SÃO PAULO (Reuters) - Indicado ao Oscar de documentário, “Eu Não Sou Seu Negro”, do diretor haitiano Raoul Peck, atravessa diversas camadas para tornar-se uma das mais vigorosas reflexões sobre as relações raciais nos Estados Unidos. E o faz a partir um livro inconcluso e inédito do escritor norte-americano James Baldwin (1924-1987).
Usando, na poderosa narração do ator Samuel L. Jackson, apenas as palavras de Baldwin, retiradas dessa obra interrompida (“Remember This House”) e de diversos outros de seus textos, o filme credita Baldwin, com muita justiça, como seu roteirista.
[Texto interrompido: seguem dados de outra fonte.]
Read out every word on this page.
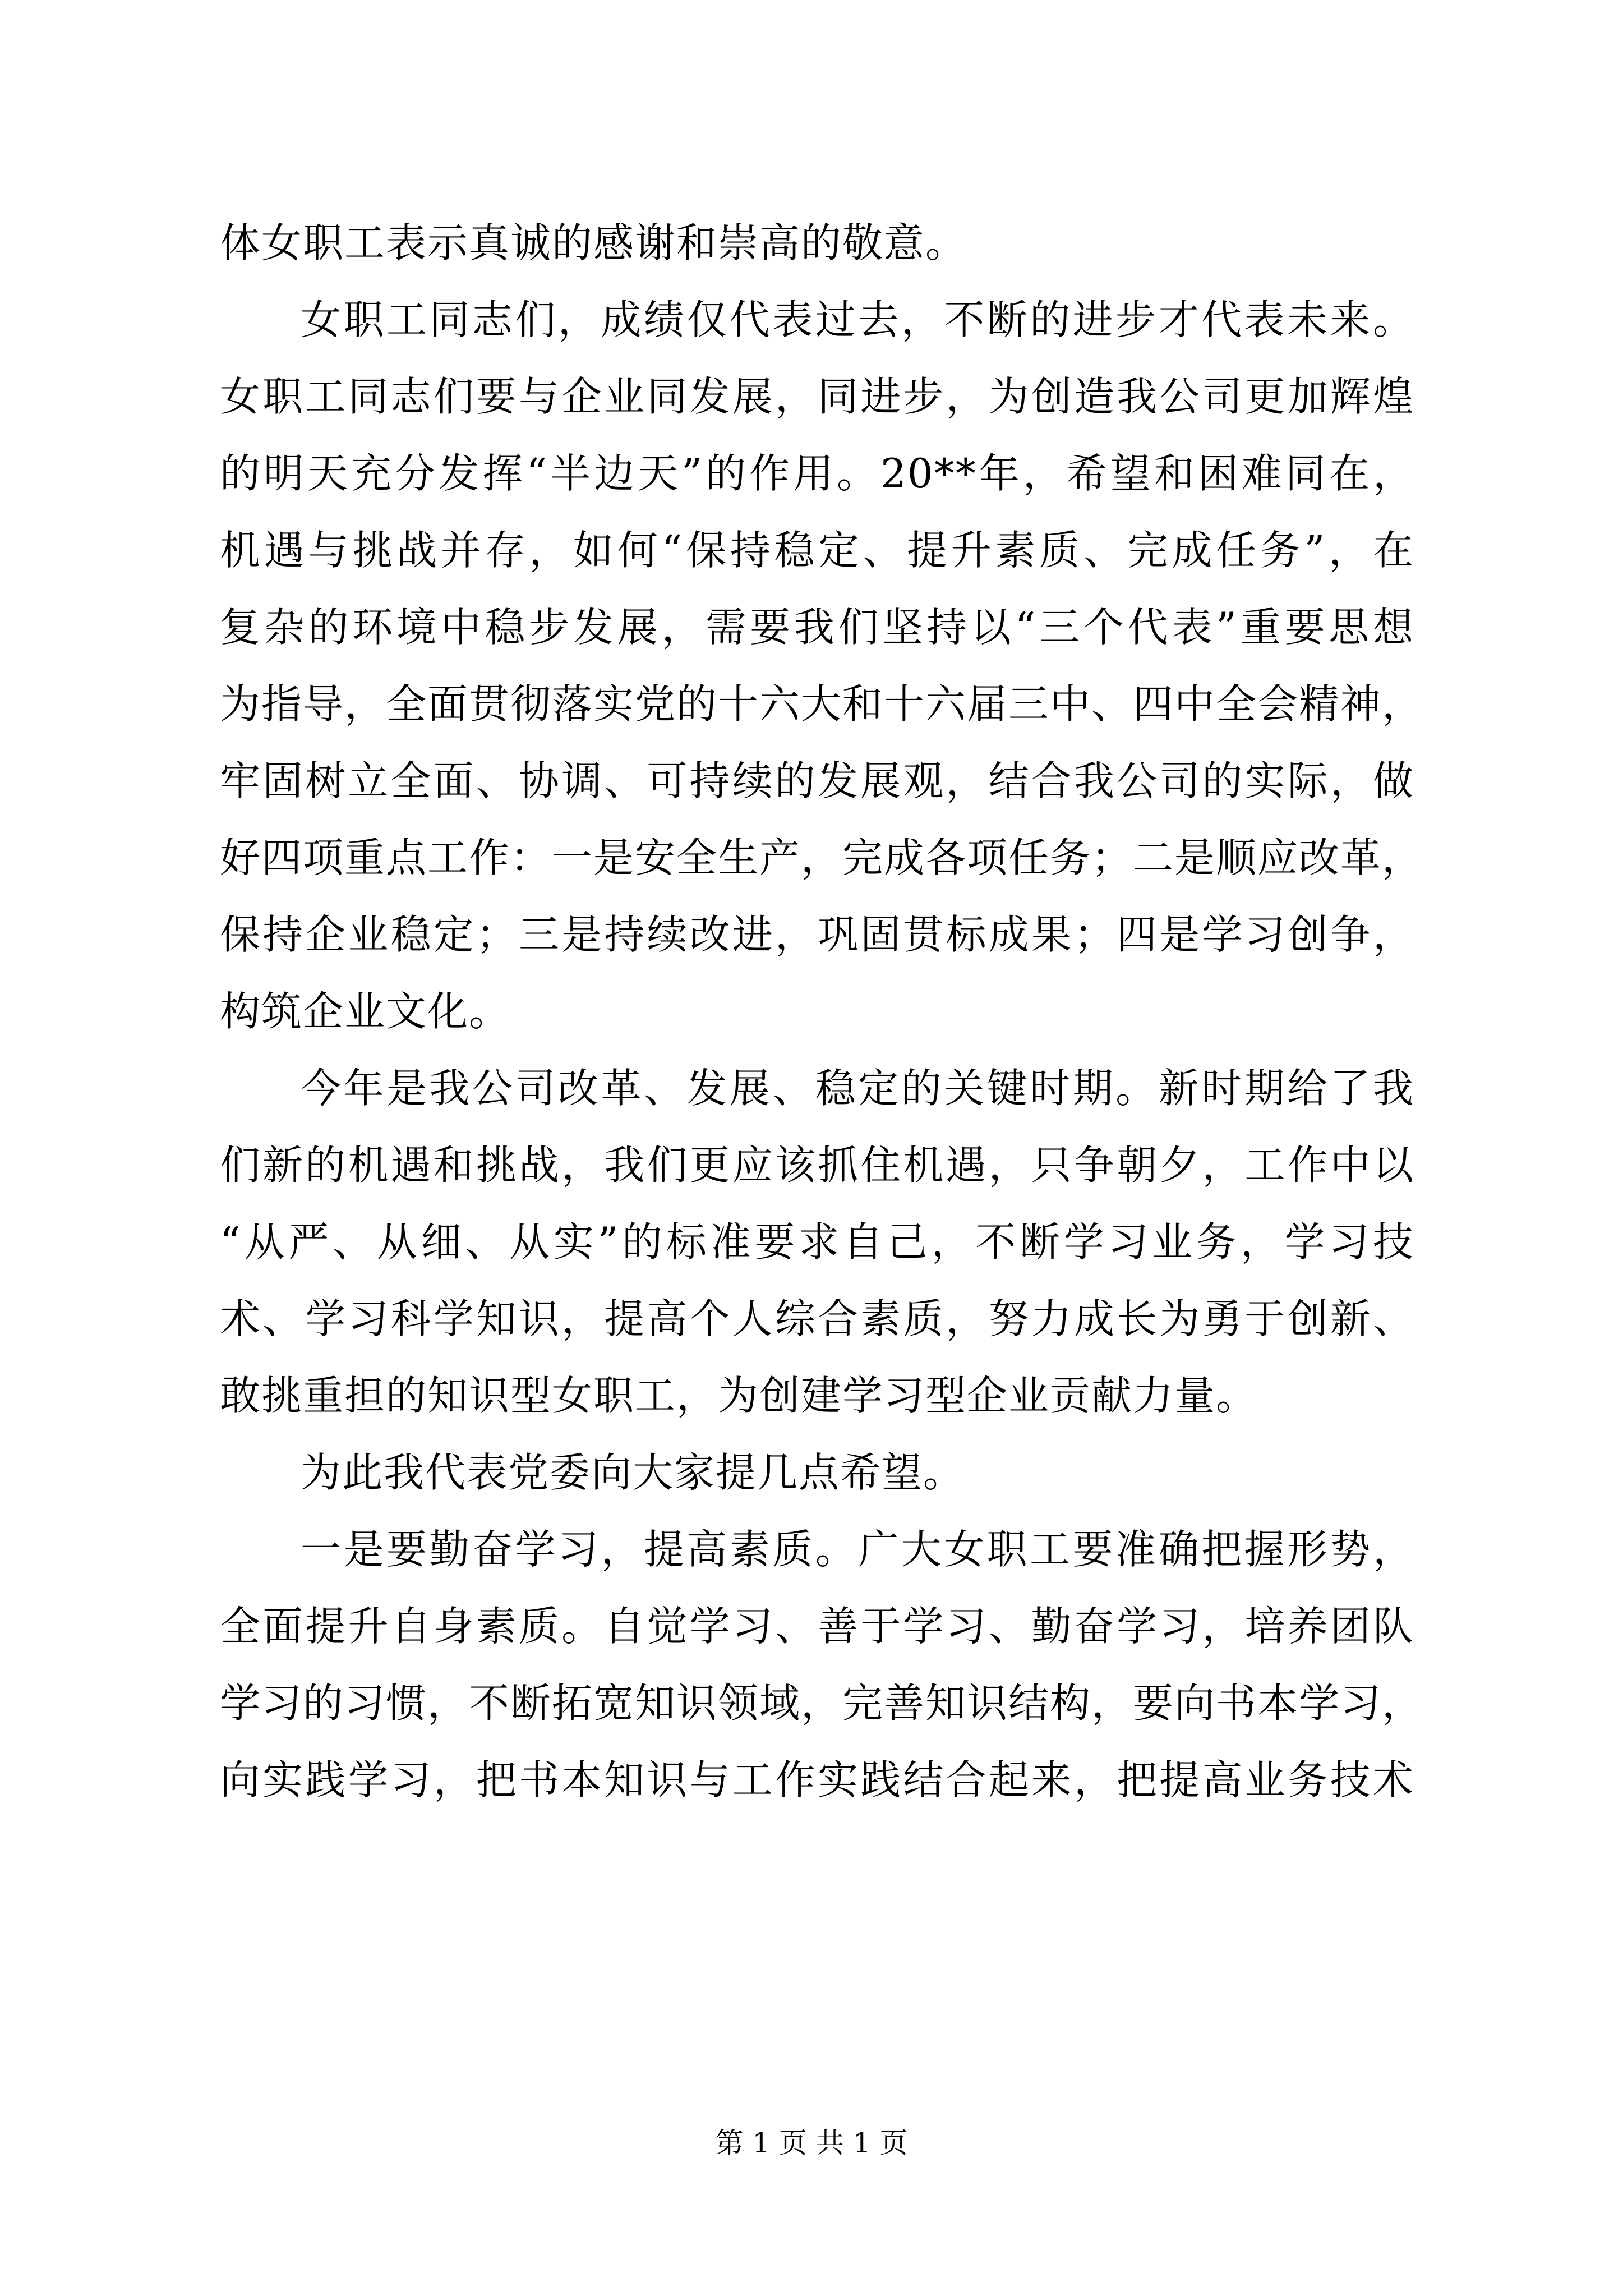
体女职工表示真诚的感谢和崇高的敬意。
女职工同志们，成绩仅代表过去，不断的进步才代表未来。
女职工同志们要与企业同发展，同进步，为创造我公司更加辉煌
的明天充分发挥“半边天”的作用。20**年，希望和困难同在，
机遇与挑战并存，如何“保持稳定、提升素质、完成任务”，在
复杂的环境中稳步发展，需要我们坚持以“三个代表”重要思想
为指导，全面贯彻落实党的十六大和十六届三中、四中全会精神，
牢固树立全面、协调、可持续的发展观，结合我公司的实际，做
好四项重点工作：一是安全生产，完成各项任务；二是顺应改革，
保持企业稳定；三是持续改进，巩固贯标成果；四是学习创争，
构筑企业文化。
今年是我公司改革、发展、稳定的关键时期。新时期给了我
们新的机遇和挑战，我们更应该抓住机遇，只争朝夕，工作中以
“从严、从细、从实”的标准要求自己，不断学习业务，学习技
术、学习科学知识，提高个人综合素质，努力成长为勇于创新、
敢挑重担的知识型女职工，为创建学习型企业贡献力量。
为此我代表党委向大家提几点希望。
一是要勤奋学习，提高素质。广大女职工要准确把握形势，
全面提升自身素质。自觉学习、善于学习、勤奋学习，培养团队
学习的习惯，不断拓宽知识领域，完善知识结构，要向书本学习，
向实践学习，把书本知识与工作实践结合起来，把提高业务技术
第 1 页 共 1 页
E poderia atribuir-se ainda ao escritor a pecha de profeta – pois é impressionante como um homem que morreu há 30 anos foi capaz de ir tão fundo em suas análises do descompasso entre brancos e negros nos EUA.
Alternando imagens de arquivo, retratando as marchas pelos direitos civis nos anos 1960 e os protestos recentes de Ferguson e Baltimore, em torno das mortes de negros desarmados nas mãos da polícia, o filme ergue essa ponte temporal com implacável precisão e lucidez, fazendo justiça às análises de Baldwin, um incansável ativista da causa negra, a seu modo e em seus próprios termos.
Se nunca se negava a um posicionamento para falar do que estava errado no tratamento aos negros na América, Baldwin não atuava na linha de frente como seus amigos Martin Luther King Jr., Malcolm X e Medgar Evers. As armas do escritor eram sua língua afiada, que ele costumava exercitar em conferências e entrevistas – como uma antológica, no “The Dick Cavett Show”, vista no filme –e igualmente em seus ensaios, alguns deles utilizados em parte aqui.
Foi justamente a intenção de produzir um livro sobre King, X e Evers que nutriu as reduzidas mas inflamadas páginas de “Remember This House”, como se depreende das cartas enviadas por Baldwin a seu agente. Sua ideia então, meados dos anos 1980, era relacionar as vidas daqueles três homens que ele tão bem conhecera, e tinham sido assassinados antes de completarem 40 anos num intervalo de apenas 5 anos (Evers, em 1963; X, em 1965; King, em 1968), com a sua própria vida. E, assim, falar da história da América que, a seu ver, nunca poderia ser dissociada da história das raças – e “não é uma história bonita”, como adverte o sempre lúcido Baldwin.
Lucidez, no caso do escritor, no entanto, não era sinônimo de desesperança. Ele apenas não queria ver escamoteada, como tantas vezes na História, a compreensão dos erros e crimes que impediam que brancos e negros fossem efetivamente iguais na América, arrastados a uma permanente espiral de violência por um histórico manchado por escravidão, leis de segregação e ativismo dos fanáticos da supremacia branca. Apesar de tudo isso, Baldwin dizia: “Não posso ser pessimista, porque estou vivo. Sou obrigado a ser otimista”.
Se vivo fosse, Baldwin poderia ser otimista pelo menos por mais uma razão. Depois dos protestos do ano passado pelos “Oscarsowhite” (“Oscar tão branco”, em tradução literal), pela ausência de concorrentes afro-descendentes entre nas principais categorias, em 2017, dos cinco candidatos ao Oscar de documentário, três abordam a temática racial nos EUA. Além de “Eu Não Sou Seu Negro”, o único a estrear por enquanto em circuito comercial no Brasil, abordam assuntos análogos “A 13ª Emenda”, da diretora afro-americana Ava DuVernay (“Selma”), e “O.J.: Made in America”, de Ezra Edelman, um trabalho de fôlego, uma série de cinco episódios, somando 8h30 de duração, sobre a ascensão e queda do astro de futebol americano O.J. Simpson.